また "Sprechen" は動詞を名詞扱いしている表現であり、もともと名詞である "Sprache" ではないので、「言語」とは訳さなかった。森氏も志水氏も "Sprechen" を「言論」と訳しているが、アレントは "Sprechen" が、人間の複数性を根本条件としていることを強調しているので、一人では不可能で複数の人間がいてはじめて可能になる営みを表す語として「語りあい」を選んだ。




人間の複数性には、個々人の独自性が含まれている。独自性を公然にするのは語りあいと行為である。

・原文
Im Menschen wird die Besonderheit, die er mit allem Seienden teilt, und die Verschiedenheit, die er mit allem Lebendigen teilt, zur Einzigartigkeit, und menschliche Pluralität ist eine Vielheit, die die paradoxe Eigenschaft hat, daβ jedes ihrer Glieder in seiner Art einzigartig ist.
   Sprechen und Handeln sind die Tätigkeiten, in denen diese Einzigartigkeit sich darstellt. Sprechend und handelnd unterscheiden Menschen sich aktiv voneinander, anstatt lediglich verschieden zu sein; sie sind die Modi, in denen sich das Menschsein selbst offenbart. (S.214)


・拙訳
すべての存在が有している特殊性も、すべての生き物が有している差異性も、どちらも人間においては独自性となる。人間の複数性とは、誰も人間でありながらもそれぞれのあり方で独自であるという逆説的特性をもつ多数性である。
  この独自性が姿を現す営みが語りあいと行為である。語りあいと行為により人間は、ただ単に差異を示すのではなく、お互いに能動的に己と他の区別を示す。語りあいと行為は、人間存在が己を公然にする様態である。


・解釈
存在するものはそれがなんであれ一つ一つが特殊なものであるし(特殊性)、どんな生き物もそれぞれの違い(差異)をもっている(差異性)。人間も存在するものであり生き物である以上、当然、特殊性と差異性を有しているが、人間の場合は、それらは独自性と表現されるべきであろう。

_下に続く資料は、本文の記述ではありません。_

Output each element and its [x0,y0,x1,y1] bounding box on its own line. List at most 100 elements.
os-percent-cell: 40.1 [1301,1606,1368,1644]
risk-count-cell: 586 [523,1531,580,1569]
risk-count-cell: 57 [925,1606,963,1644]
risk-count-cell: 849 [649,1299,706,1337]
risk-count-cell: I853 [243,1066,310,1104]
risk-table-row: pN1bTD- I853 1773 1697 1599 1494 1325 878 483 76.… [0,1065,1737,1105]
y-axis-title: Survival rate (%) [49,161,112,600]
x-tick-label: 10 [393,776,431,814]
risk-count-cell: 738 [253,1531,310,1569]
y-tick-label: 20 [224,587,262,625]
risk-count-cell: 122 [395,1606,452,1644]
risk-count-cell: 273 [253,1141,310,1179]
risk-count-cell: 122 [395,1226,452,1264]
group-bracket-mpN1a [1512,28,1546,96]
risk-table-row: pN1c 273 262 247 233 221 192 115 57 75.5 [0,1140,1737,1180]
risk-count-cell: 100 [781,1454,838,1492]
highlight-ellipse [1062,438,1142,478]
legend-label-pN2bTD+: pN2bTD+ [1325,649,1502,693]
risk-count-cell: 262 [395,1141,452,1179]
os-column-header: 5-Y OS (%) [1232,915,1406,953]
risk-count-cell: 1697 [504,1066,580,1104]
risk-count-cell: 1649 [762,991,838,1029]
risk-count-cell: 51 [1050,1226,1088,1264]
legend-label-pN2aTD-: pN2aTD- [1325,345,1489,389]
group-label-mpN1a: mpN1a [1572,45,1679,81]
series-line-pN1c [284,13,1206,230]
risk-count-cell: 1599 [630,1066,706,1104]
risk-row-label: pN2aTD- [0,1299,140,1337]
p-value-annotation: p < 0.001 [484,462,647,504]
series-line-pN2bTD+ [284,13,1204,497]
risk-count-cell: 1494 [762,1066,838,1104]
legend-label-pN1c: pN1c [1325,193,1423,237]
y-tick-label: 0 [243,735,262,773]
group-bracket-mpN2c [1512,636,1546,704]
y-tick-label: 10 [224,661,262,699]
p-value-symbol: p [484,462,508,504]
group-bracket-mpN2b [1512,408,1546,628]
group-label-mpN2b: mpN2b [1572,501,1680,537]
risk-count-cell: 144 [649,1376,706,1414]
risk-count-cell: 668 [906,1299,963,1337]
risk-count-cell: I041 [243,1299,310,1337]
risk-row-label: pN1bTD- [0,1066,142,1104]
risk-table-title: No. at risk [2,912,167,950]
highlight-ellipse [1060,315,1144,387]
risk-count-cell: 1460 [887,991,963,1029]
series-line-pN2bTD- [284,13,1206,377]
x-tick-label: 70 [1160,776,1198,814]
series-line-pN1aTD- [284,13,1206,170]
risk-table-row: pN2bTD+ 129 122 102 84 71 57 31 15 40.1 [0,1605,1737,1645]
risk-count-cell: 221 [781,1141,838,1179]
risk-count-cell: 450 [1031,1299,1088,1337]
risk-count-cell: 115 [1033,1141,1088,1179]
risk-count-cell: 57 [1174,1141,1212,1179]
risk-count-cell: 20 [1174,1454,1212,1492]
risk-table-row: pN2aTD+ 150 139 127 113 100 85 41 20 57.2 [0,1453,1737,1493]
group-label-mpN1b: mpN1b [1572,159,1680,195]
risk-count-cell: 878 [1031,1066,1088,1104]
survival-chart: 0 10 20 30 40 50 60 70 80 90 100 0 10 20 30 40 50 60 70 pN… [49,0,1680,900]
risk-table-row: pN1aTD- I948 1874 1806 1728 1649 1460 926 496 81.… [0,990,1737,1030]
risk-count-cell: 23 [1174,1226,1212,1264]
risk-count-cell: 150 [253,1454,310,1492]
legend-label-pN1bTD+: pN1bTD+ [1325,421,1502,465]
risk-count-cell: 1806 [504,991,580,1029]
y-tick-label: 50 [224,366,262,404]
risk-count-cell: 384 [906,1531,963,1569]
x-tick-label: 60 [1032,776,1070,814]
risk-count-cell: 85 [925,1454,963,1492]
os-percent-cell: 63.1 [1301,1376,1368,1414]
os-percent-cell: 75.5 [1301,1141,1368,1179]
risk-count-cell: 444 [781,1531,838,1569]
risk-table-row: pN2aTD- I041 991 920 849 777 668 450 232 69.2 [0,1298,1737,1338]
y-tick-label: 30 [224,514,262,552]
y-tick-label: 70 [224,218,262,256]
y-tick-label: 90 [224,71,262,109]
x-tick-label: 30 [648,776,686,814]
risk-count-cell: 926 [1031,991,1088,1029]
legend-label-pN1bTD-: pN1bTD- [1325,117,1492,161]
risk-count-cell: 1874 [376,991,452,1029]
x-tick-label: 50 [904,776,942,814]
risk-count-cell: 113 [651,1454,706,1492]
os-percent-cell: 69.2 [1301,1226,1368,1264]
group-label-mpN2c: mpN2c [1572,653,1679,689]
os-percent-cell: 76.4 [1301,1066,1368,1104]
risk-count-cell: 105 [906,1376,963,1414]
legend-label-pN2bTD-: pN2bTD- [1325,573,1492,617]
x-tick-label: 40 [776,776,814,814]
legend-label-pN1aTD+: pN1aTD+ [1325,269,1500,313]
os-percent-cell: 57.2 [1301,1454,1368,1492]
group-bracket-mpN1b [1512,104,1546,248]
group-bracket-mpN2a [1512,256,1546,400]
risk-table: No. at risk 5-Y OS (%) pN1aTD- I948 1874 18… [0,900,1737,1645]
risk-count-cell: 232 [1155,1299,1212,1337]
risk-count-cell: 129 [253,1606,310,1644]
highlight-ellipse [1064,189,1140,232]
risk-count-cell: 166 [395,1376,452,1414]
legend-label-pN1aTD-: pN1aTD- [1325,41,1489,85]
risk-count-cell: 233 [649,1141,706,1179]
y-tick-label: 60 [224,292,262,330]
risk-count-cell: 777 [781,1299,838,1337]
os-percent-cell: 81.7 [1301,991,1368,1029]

人間は、共に人間であるという共通性をもちながらも、一人ひとりが個人としての独自性を有している存在である。複数性とは、独自の個性をもつ個々人が、その独自性にもかかわらず人間として対等に複数で存在しているということを表す多数性である。

だが、この独自性も、人が何もしなければ現れていない。もちろん人間は一人ひとり固有の顔や姿を有しているが、それは上述の特殊性や差異性のレベルで表現できるものであり、人間の独自性とは言いがたい。人間が自らの独自性を示すのは、語りと行為である(語り (Sprechen) と行為 (Handeln) については後日、稿を改めてまとめたい)。


・訳注
「特殊性」と「独自性」については、比較的平明な日本語表現を選んだつもりである。「公然」は "offenbart"であり、"Offentlichkeit" (「公共性」) とのつながりを示すために、「公」という字を含む訳語として「公然」を選んだ。